A Delegacia de Homicídios e Proteção a Pessoas (DHPP) concluiu ontem a investigação sobre o desaparecimento de Edimilson Alves Fernandes, de 43 anos, sumido desde o dia 2 de março deste ano. O delegado Luciano Cunha de Lima reuniu a imprensa para dar detalhes da investigação, que já durava cerca de 80 dias, com indicativo de a vítima ter sido assassinada. Contudo, o corpo ainda não foi encontrado.

Ao levantar diversas provas e concluir que Edimilson tinha sido mesmo assassinado, o delegado pediu e conseguiu com a Justiça a decretação da prisão preventiva de quatro suspeitos do crime: Theophilo Gonçalves da Cunha Neto, de 22 anos; Uildo Alves Rodrigues, conhecido como “Branco”, 43; Rossini Alves Dias, 38; e Larissa Modesto da Silva, esposa de Theophilo, 26. Todos foram presos, mas não revelaram os motivos do homicídio.
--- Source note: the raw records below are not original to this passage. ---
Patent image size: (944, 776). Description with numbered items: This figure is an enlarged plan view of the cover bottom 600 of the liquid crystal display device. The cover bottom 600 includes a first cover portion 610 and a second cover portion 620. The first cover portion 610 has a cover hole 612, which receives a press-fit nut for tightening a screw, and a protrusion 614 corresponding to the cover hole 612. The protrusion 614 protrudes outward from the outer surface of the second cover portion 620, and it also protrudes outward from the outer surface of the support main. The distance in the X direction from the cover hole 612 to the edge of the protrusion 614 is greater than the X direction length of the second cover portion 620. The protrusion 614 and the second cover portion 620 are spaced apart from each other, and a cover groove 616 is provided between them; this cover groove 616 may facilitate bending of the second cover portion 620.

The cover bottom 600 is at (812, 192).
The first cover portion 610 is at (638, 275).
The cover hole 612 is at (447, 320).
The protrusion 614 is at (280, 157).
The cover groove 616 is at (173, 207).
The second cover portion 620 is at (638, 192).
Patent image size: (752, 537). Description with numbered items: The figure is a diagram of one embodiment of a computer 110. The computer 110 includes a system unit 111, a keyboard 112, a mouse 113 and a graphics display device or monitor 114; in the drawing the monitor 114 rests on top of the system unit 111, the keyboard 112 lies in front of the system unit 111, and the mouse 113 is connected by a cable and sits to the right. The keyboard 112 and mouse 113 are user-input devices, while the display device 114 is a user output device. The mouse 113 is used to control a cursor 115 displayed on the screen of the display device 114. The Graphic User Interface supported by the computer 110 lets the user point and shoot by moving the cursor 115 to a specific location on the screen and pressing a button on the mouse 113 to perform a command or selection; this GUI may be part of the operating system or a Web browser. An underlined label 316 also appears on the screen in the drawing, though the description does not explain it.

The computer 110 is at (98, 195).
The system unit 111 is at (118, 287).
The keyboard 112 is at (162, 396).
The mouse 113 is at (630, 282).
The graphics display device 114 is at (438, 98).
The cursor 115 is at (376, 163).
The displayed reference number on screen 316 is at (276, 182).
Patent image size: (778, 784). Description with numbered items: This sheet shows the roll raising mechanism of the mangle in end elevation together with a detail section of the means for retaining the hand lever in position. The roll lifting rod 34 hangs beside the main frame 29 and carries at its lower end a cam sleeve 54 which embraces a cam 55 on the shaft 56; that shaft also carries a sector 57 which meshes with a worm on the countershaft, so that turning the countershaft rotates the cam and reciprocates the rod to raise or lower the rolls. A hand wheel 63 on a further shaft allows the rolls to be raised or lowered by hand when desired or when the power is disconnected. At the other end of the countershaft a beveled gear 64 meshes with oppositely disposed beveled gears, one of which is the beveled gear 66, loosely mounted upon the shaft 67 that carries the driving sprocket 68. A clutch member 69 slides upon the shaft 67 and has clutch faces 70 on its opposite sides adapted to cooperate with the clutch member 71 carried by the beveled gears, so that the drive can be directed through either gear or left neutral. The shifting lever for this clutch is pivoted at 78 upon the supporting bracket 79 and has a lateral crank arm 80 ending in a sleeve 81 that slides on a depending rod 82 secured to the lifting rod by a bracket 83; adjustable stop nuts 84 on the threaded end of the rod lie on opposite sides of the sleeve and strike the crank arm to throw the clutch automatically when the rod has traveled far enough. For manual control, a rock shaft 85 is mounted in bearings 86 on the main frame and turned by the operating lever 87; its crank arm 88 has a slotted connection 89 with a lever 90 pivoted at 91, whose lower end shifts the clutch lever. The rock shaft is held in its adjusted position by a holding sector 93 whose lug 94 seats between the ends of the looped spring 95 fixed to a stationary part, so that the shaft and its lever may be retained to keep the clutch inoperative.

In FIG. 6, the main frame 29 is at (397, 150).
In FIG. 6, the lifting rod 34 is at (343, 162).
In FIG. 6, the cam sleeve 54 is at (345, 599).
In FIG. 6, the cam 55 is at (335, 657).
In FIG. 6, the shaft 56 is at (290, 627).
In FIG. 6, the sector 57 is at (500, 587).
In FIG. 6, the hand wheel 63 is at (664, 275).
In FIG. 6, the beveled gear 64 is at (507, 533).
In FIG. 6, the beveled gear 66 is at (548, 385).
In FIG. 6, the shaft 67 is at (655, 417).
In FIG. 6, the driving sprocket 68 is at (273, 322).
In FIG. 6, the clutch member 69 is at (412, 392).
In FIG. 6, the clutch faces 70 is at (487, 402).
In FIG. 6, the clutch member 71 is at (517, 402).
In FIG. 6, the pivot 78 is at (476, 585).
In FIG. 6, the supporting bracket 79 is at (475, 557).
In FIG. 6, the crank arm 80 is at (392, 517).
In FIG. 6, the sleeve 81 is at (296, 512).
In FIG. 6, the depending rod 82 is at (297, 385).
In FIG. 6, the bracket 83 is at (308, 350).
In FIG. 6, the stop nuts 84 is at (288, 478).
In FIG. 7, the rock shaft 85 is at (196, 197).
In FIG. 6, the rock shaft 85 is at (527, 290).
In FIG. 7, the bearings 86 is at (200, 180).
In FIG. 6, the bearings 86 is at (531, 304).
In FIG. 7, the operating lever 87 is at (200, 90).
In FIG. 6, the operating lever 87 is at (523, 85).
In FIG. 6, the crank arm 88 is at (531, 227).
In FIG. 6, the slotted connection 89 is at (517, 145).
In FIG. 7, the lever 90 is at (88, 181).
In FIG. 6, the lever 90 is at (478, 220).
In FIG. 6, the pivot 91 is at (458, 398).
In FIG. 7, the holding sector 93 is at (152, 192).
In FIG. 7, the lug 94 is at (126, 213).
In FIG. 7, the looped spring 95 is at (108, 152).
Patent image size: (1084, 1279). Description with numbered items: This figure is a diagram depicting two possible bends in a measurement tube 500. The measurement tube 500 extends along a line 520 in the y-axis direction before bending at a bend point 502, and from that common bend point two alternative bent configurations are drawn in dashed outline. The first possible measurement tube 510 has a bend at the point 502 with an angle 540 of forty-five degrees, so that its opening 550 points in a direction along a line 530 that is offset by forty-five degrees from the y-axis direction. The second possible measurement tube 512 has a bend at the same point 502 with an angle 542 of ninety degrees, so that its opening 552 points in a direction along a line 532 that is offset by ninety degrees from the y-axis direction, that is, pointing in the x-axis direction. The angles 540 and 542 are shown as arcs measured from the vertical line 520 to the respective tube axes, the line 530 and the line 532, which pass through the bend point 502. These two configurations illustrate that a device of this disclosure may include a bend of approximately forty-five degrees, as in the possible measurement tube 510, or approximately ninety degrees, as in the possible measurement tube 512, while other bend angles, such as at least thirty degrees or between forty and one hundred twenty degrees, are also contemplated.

De acordo com o delegado, no sábado dia 3 de março a mulher da vítima, V.C.F., de 37 anos, compareceu à delegacia para relatar que seu marido estava desaparecido desde a noite anterior e que ele tinha recebido uma ligação telefônica por volta das 21h10, de um homem solicitando a entrega de um gás de cozinha do seu estabelecimento comercial. Ainda segundo a mulher, Edimilson teria saído em uma motocicleta Cargo branca. O delegado disse que, após 72 horas do registro da queixa de desaparecimento, as investigações convergiram para um caso de homicídio.

Mais de dois meses depois, o delegado concluiu que a vítima foi assassinada numa emboscada, e que os irmãos Uildo e Rossini, ex-agentes penitenciários, o mataram no interior de um galpão no bairro Nova Vila Bretas, na parte de trás da residência de Theophilo, sendo este um dos suspeitos da prática do crime. Também ficou confirmado que a ligação telefônica feita para atrair a vítima ao encontro de seus algozes foi originada do aparelho celular da suspeita Larissa, mulher de Theophilo. Durante os depoimentos os suspeitos caíram em várias contradições, sendo os seus álibis desmascarados pelos laudos e levantamentos do setor de inteligência da Polícia Civil.

 

Moto no fundo da lagoa

Na sequência das investigações, no dia 25 de abril, os investigadores receberam a informação de que a moto da vítima havia sido localizada queimada no fundo de uma lagoa numa propriedade rural próxima de Valadares, em local de difícil acesso. Segundo o delegado, na propriedade a porteira fica trancada, tendo sido preciso acionar o Corpo de Bombeiros para ajudar fazer o resgate. No dia 2 de maio, já com fortes indícios da participação dos suspeitos, foram decretadas as prisão preventivas deles. Theophilo foi preso em sua residência, no bairro Nova Vila Bretas.

Uildo foi preso em estabelecimento comercial no bairro Nossa Senhora de Lourdes onde trabalhava como segurança, onde também foram apreendidos dois celulares. O suspeito Rossini, sabendo do mandado de prisão contra si, apresentou-se no dia 22 de maio na delegacia e recebeu voz de prisão. No dia 4 de junho (segunda-feira) foi a vez de Larissa se apresentar na delegacia, e ela também foi presa.

Conforme apurado pelo delegado, os suspeitos já são conhecidos do meio policial. Uildo responde por processo na comarca de Peçanha devido a indiciamento por tentativa de homicídio duplamente qualificado; Rossini foi preso e condenado por comércio ilegal de arma de fogo, tendo deixado o presídio no início de novembro de 2017; Theophilo, apesar de não possuir condenação, é suspeito no envolvimento em crime de roubo praticado em um posto de combustível no bairro Vila Isa, o qual contou com o envolvimento de sua esposa Larissa na prática delituosa, assim como no crime contra Edimilson. O delegado disse que os suspeitos foram presos e encaminhados ao Presídio local, onde permanecerão à disposição da Justiça.”Os suspeitos foram indiciados por crime de homicídio, ocultação de cadáver e crime de dano qualificado, com uso de substância inflamável para queimar a moto”, concluiu o delegado.